La coordination provinciale de la société civile de l’Ituri tire la sonnette d’alarme sur la situation sécuritaire, faisant état de 163 personnes tuées et de 31 femmes violées, y compris des personnes âgées, entre juin et août 2025. Ces actes de violence, attribués à des groupes armés tels que la CODECO, Zaïre – autodéfense et les ADF, exacerbent un climat d’insécurité déjà préoccupant.
Les conséquences de ces violences sont dévastatrices.
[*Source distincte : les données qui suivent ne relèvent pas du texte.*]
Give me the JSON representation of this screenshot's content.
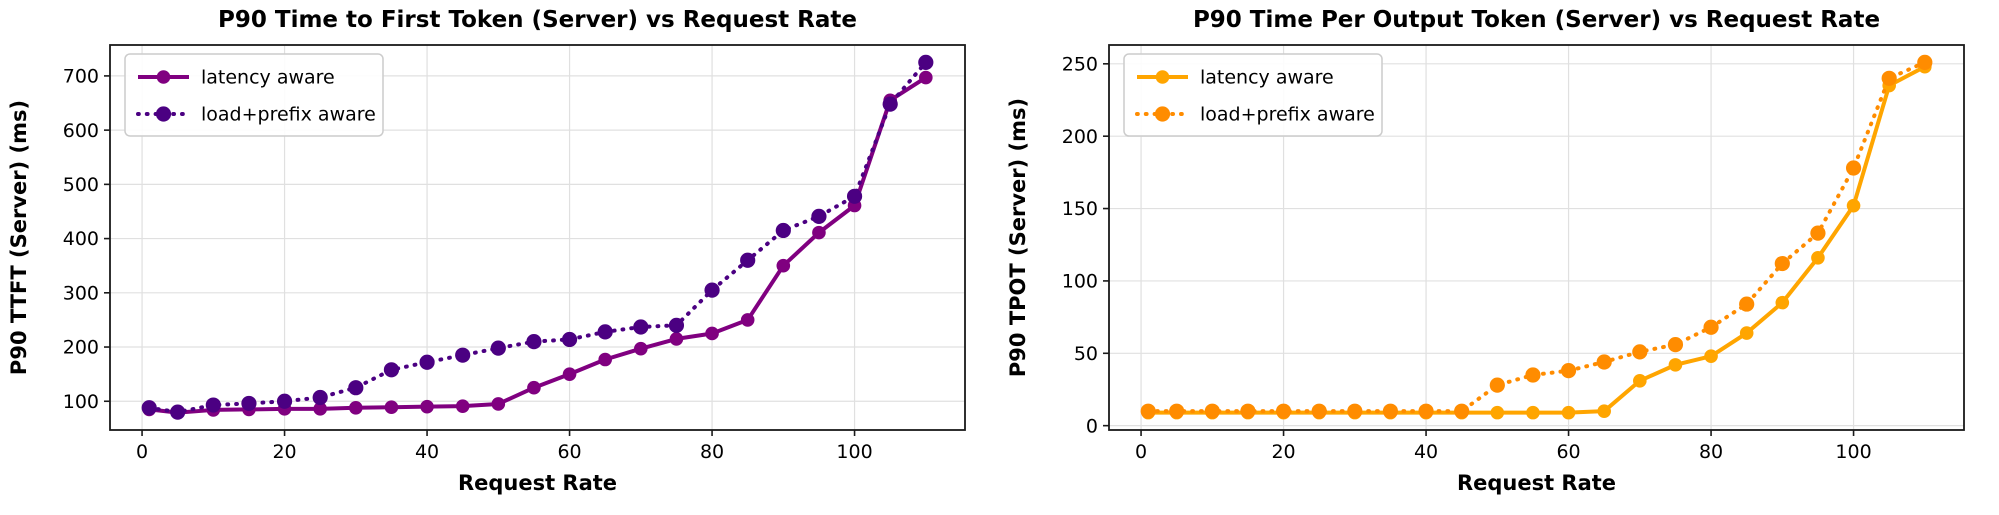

Selon les rapports, 423 têtes de bétail ont été emportées, 181 maisons incendiées, 69 boutiques pillées, et plusieurs paroisses catholiques profanées.
Dieudonné Lossa, coordonnateur provincial de la société civile, appelle les autorités congolaises à prendre des mesures immédiates. « Au Président de la République, je demande de diligenter une enquête indépendante mixte pour évaluer les dégâts et établir les responsabilités. Au Gouvernement central, je demande de s’investir pour accompagner le retour immédiat des personnes déplacées », a-t-il déclaré, soulignant l’urgence de permettre aux enfants de reprendre le chemin de l’école, alors que les classes à Bunia sont surpeuplées.
La société civile insiste sur la nécessité de renforcer la protection des populations civiles, notamment dans les sites de déplacés, et de veiller à ce que les auteurs de ces crimes soient traduits en justice.